BUND in NRW macht den Tag des Siebenschläfers zum „Gartenschläfer-Tag“

26. Juni 2019 | Gartenschläfer, Naturschutz, Tiere und Pflanzen

Gartenschläfer. Copyright: Shutterstock

Düsseldorf 26.06.2019 | Er ist der kleine Bruder des Siebenschläfers – der Gartenschläfer mit seiner typischen „Zorro-Maske“. Anlässlich des Siebenschläfer-Tags am 27. Juni ziehen Bund für Umwelt und Naturschutz Deutschland (BUND), Justus-Liebig-Universität Gießen und Senckenberg Gesellschaft für Naturforschung eine erste Zwischenbilanz ihres Verbundprojekts „Spurensuche Gartenschläfer“: Seit April diesen Jahres ist die Spurensuche gestartet, und es konnten schon über 500 Hinweise auf Gartenschläfer gesammelt werden.

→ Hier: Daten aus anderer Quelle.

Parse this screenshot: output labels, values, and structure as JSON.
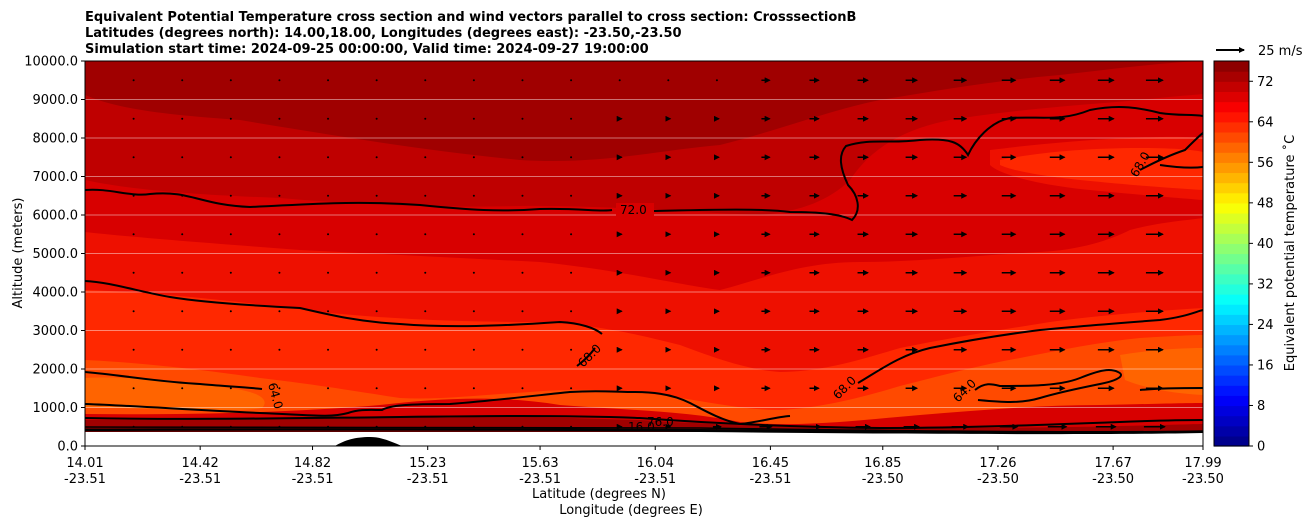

Obwohl der kleine Bilch nicht so bekannt ist wie sein großer Bruder Siebenschläfer, scheint es in Deutschland viele Fans zu geben. „Wir freuen uns, dass der Gartenschläfer so viel Sympathie besitzt. Das macht uns die Erforschung seines Rückgangs sehr viel leichter“, sagt Christine Thiel-Bender vom BUND in Nordrhein-Westfalen.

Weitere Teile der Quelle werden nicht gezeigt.